My third question relates to how, as the Tánaiste put it, Departments are getting information from airports. Does the Minister accept that raises very serious concerns with regard to where the information came from and whether it has been lawfully obtained and shared? These are dangerous issues that require clarification, in particular regarding freedom of movement and discrimination. We must ask how people are being targeted at our airports and before we can pass this Bill we must understand the ramifications of it for people. Is racial or ethnic profiling ongoing? Are people from minority communities being targeted in our airports?

I would also like questions answered immediately on where the advice to start targeting people at airports came from. Did it come from the Cabinet? Was it brought to the Cabinet? A senior Minister said today on the radio that it was not. Is that correct? Did the Minister seek advice on its legality from the Attorney General? Given her continued insistence that we do not need a travel ban, did she have any evidence of mass fraud or even of hundreds of people leaving the country while in receipt of the payment?
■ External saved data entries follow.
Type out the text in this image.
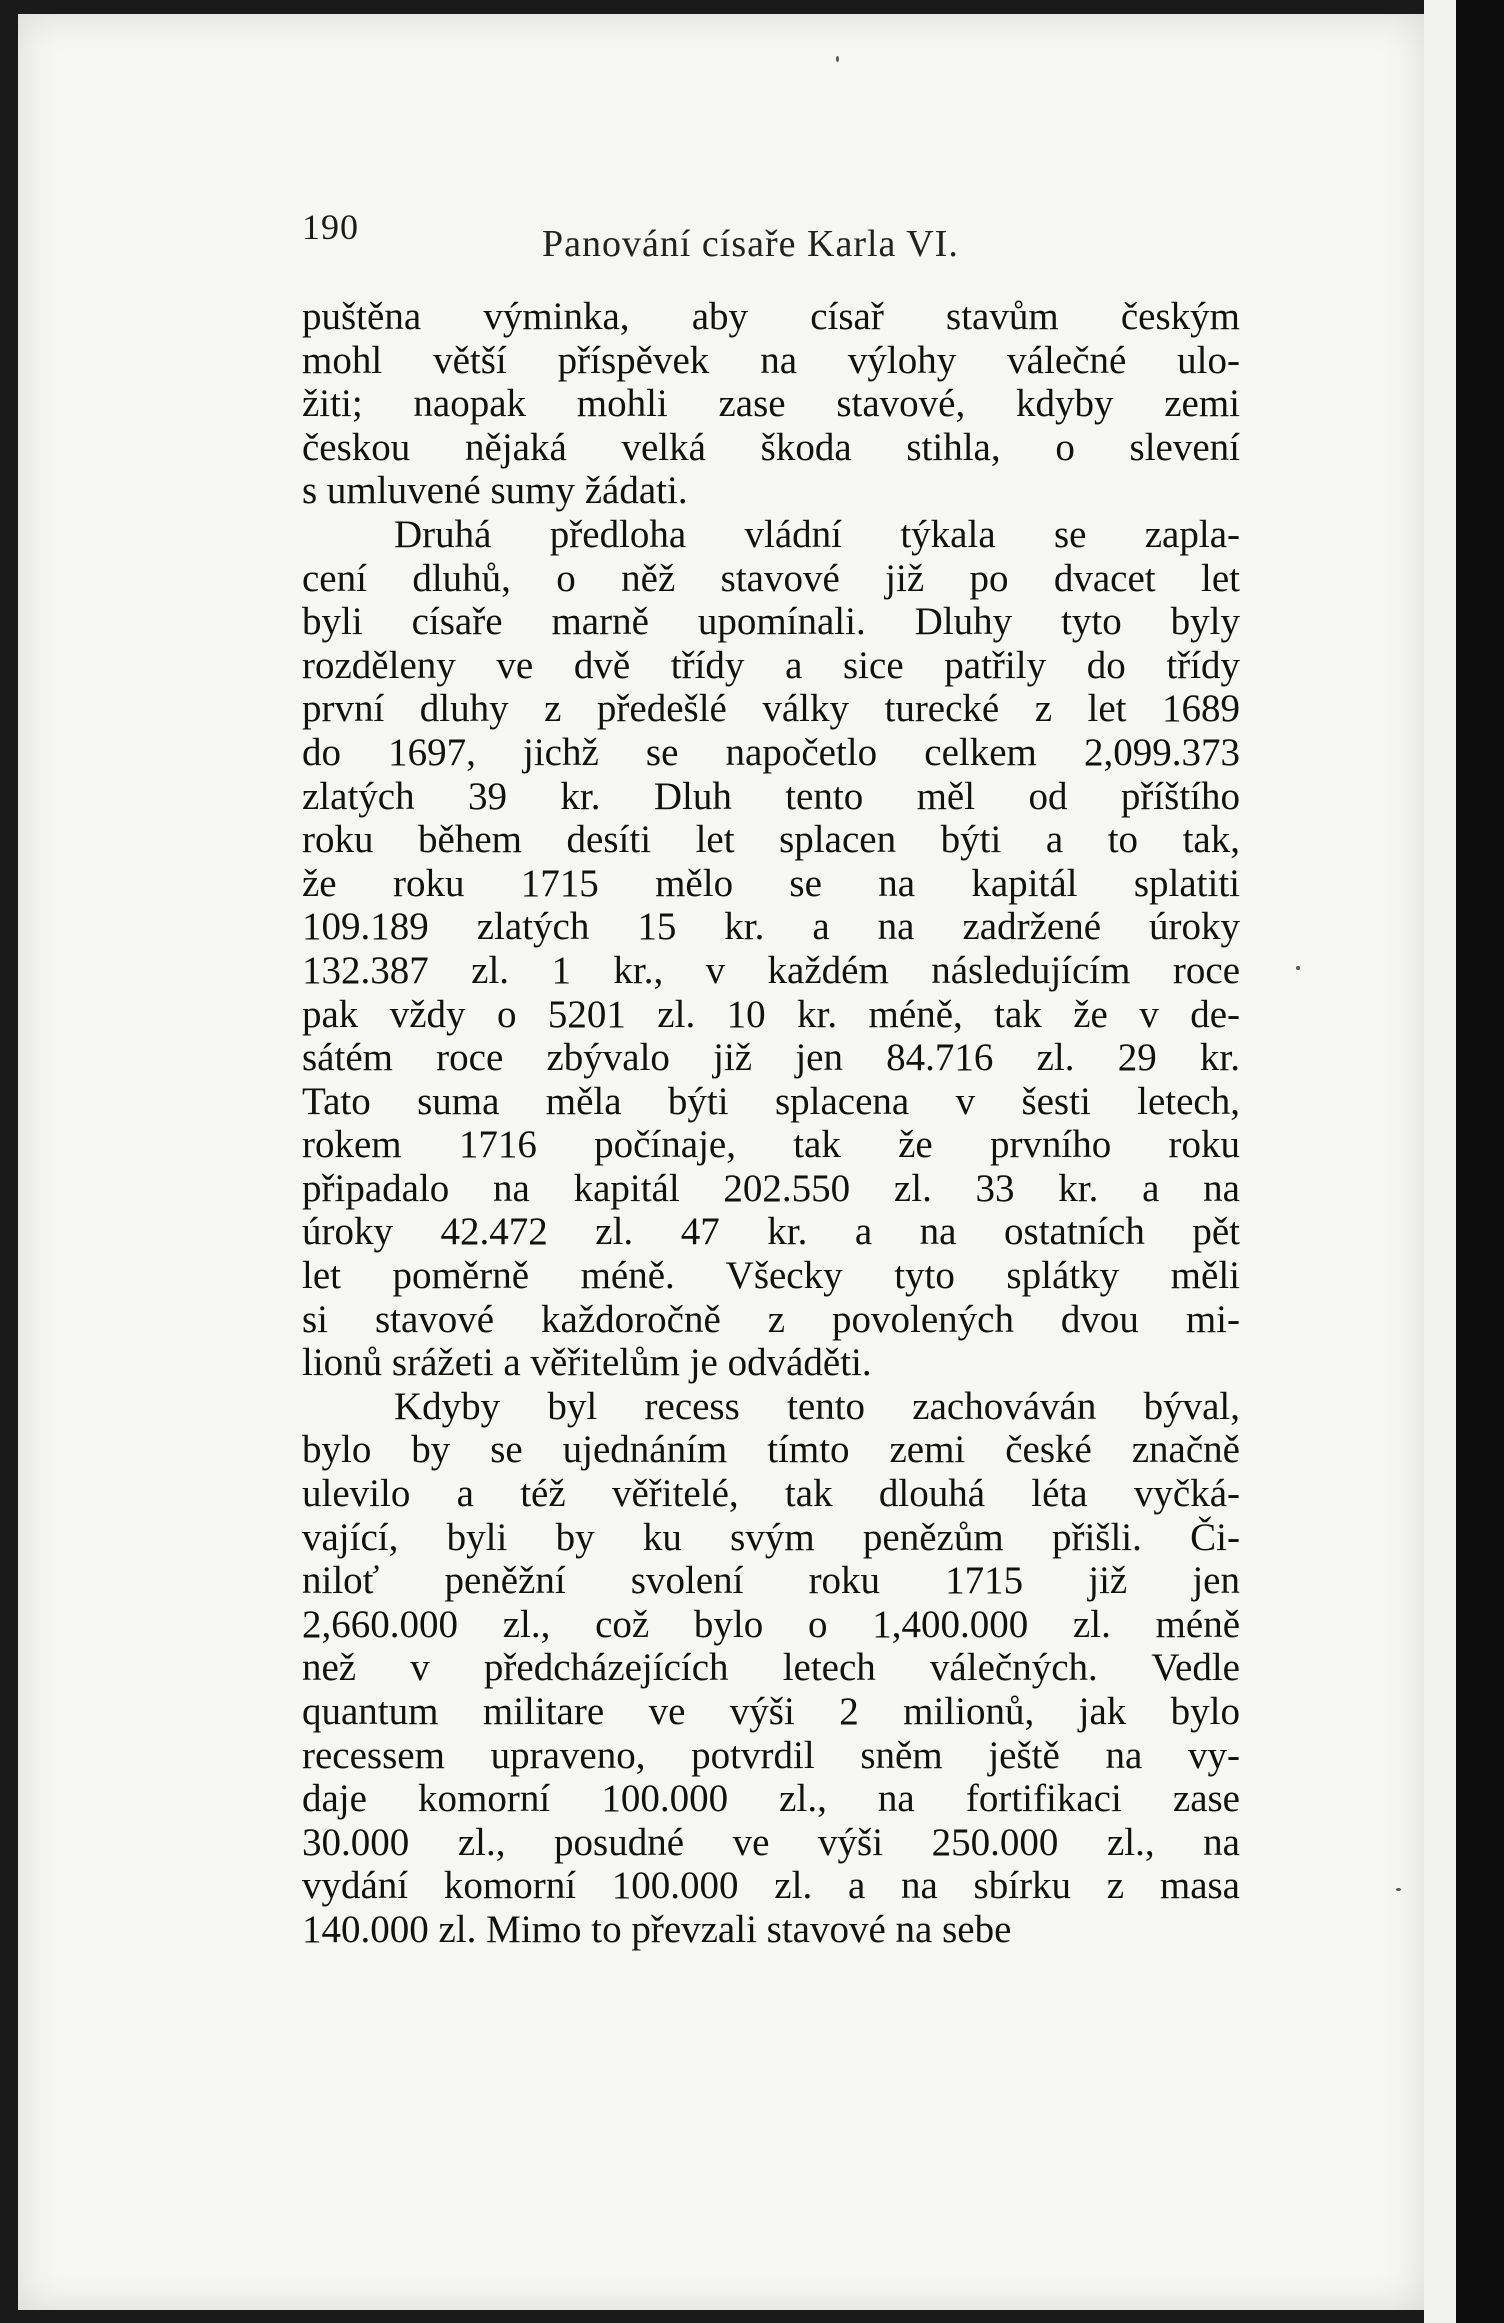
190	Panování císaře Karla VI.
puštěna výminka, aby císař stavům českým
mohl větší příspěvek na výlohy válečné ulo-
žiti; naopak mohli zase stavové, kdyby zemi
českou nějaká velká škoda stihla, o slevení
s umluvené sumy žádati.
Druhá předloha vládní týkala se zapla-
cení dluhů, o něž stavové již po dvacet let
byli císaře marně upomínali. Dluhy tyto byly
rozděleny ve dvě třídy a sice patřily do třídy
první dluhy z předešlé války turecké z let 1689
do 1697, jichž se napočetlo celkem 2,099.373
zlatých 39 kr. Dluh tento měl od příštího
roku během desíti let splacen býti a to tak,
že roku 1715 mělo se na kapitál splatiti
109.189 zlatých 15 kr. a na zadržené úroky
132.387 zl. 1 kr., v každém následujícím roce
pak vždy o 5201 zl. 10 kr. méně, tak že v de-
sátém roce zbývalo již jen 84.716 zl. 29 kr.
Tato suma měla býti splacena v šesti letech,
rokem 1716 počínaje, tak že prvního roku
připadalo na kapitál 202.550 zl. 33 kr. a na
úroky 42.472 zl. 47 kr. a na ostatních pět
let poměrně méně. Všecky tyto splátky měli
si stavové každoročně z povolených dvou mi-
lionů srážeti a věřitelům je odváděti.
Kdyby byl recess tento zachováván býval,
bylo by se ujednáním tímto zemi české značně
ulevilo a též věřitelé, tak dlouhá léta vyčká-
vající, byli by ku svým penězům přišli. Či-
niloť peněžní svolení roku 1715 již jen
2,660.000 zl., což bylo o 1,400.000 zl. méně
než v předcházejících letech válečných. Vedle
quantum militare ve výši 2 milionů, jak bylo
recessem upraveno, potvrdil sněm ještě na vy-
daje komorní 100.000 zl., na fortifikaci zase
30.000 zl., posudné ve výši 250.000 zl., na
vydání komorní 100.000 zl. a na sbírku z masa
140.000 zl. Mimo to převzali stavové na sebe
Those are important questions.

I will touch briefly on another sector of society which is being unfairly discriminated against by this measure, namely, the arts community. It is welcome that all the previous speakers have raised this issue. The Minister was previously the Minister with responsibility for culture and the arts and introduced some very worthy measures in that area. Does she accept that the arts community is crying out for assistance at this time? We will need the arts more than ever as the economy reopens. We will need them to help us gather once again with friends and be comfortable in that situation. We will need them to help us laugh and cry, and understand the trauma of the months of this pandemic. While we expect them to meet those needs, the Government is once again asking members of the arts community to live in poverty. That is what is being asked of them with this measure. They will not be able to avail of the payment of €350. We have all been contacted by hundreds of artists in recent days who will be living in poverty if this measure is passed tonight. That is unacceptable. We ask so much of our arts community and have offered it little in return. We have gone from having one of the lowest levels of arts sector funding in the EU to bringing in a measure that afforded artists some sense of dignity during the pandemic. Now we are about to strip that away while at the same time asking artists to keep creating world renowned work as they have done up to this point. That that needs to change. We need to respect our artistic community.

I seek your advice, a Cheann Comhairle. I have an amendment to this Bill. Is now the appropriate time to move it?